Virtual memory is a system where all physical memory is controlled by the operating system. When a program needs memory, it requests it from the operating system. The operating system then decides what physical location to place the memory in. The operating system with the help of a hardware component called MMU (memory management unit), maps those virtual memory addresses with real memory address in the physical memory. This functionality is achieved by breaking the physical memory into segments which we refer to as Pages.

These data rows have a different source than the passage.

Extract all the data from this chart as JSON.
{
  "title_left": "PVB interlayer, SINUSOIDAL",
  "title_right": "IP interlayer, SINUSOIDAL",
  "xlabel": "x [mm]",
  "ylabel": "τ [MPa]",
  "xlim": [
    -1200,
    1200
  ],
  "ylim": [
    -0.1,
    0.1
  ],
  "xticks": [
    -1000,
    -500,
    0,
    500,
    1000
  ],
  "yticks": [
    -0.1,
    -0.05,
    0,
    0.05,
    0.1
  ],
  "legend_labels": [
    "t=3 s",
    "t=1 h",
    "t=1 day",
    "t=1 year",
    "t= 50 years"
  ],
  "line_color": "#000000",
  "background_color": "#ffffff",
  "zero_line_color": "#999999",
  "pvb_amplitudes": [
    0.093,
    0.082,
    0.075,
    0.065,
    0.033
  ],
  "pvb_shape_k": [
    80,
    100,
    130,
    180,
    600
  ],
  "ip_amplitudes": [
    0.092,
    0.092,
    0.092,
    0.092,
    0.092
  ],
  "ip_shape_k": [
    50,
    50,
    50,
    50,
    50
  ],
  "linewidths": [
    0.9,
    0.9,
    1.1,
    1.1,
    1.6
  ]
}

When a program is being executed, it is called a process. Typically a process has 5 different areas of memory allocated

1. Code - text segment : Contains the frequently executed code.
2. Initialized data – data segment : Contains Initialized global variables (including pointer variables), Initialized constant global variables, Initialized local static variables.
3. Uninitialized data – bss segment : Contains Uninitialized global variables (including pointer variables), Uninitialized constant global variables, Uninitialized local static variables.
4. Heap
5. Stack

Stack and Heap:

Both are stored in computer RAM and typically occupy the virtual memory above the text and data segments.
Variables created on the stack will go out of scope and automatically get deallocated. Stack is also called "automatic storage class". Therefore ,Stack stores local data/variables, return addresses. Variables on the heap must be handled manually. They are created with "new" and freed with "delete" keywords in c++. ("malloc" and "free" in C)
Stack variables are faster to allocate in comparison to variables on the heap. The reason for this is since stack is implemented with an actual stack data structure, making it easy to keep pointer to next location because all free memory is always contiguous. No list needs to be maintained of all the segments of free memory, just a single pointer to the current top of the stack.
Stack is vulnerable to have a stack overflow when too much of the stack is used. (like recursion, very large allocations)  Heaps can have fragmentation when there are a lot of allocations and deallocations. Heap is vulnerable to memory leaks when memory is not properly deallocated.
Stack usually has a maximum size already determined when your program starts. Stack is used if we know exactly how much data we need to allocate before compile time and it is not too big. Heap is used when you don't know exactly how much data you will need at run time or if you need to allocate a lot of data.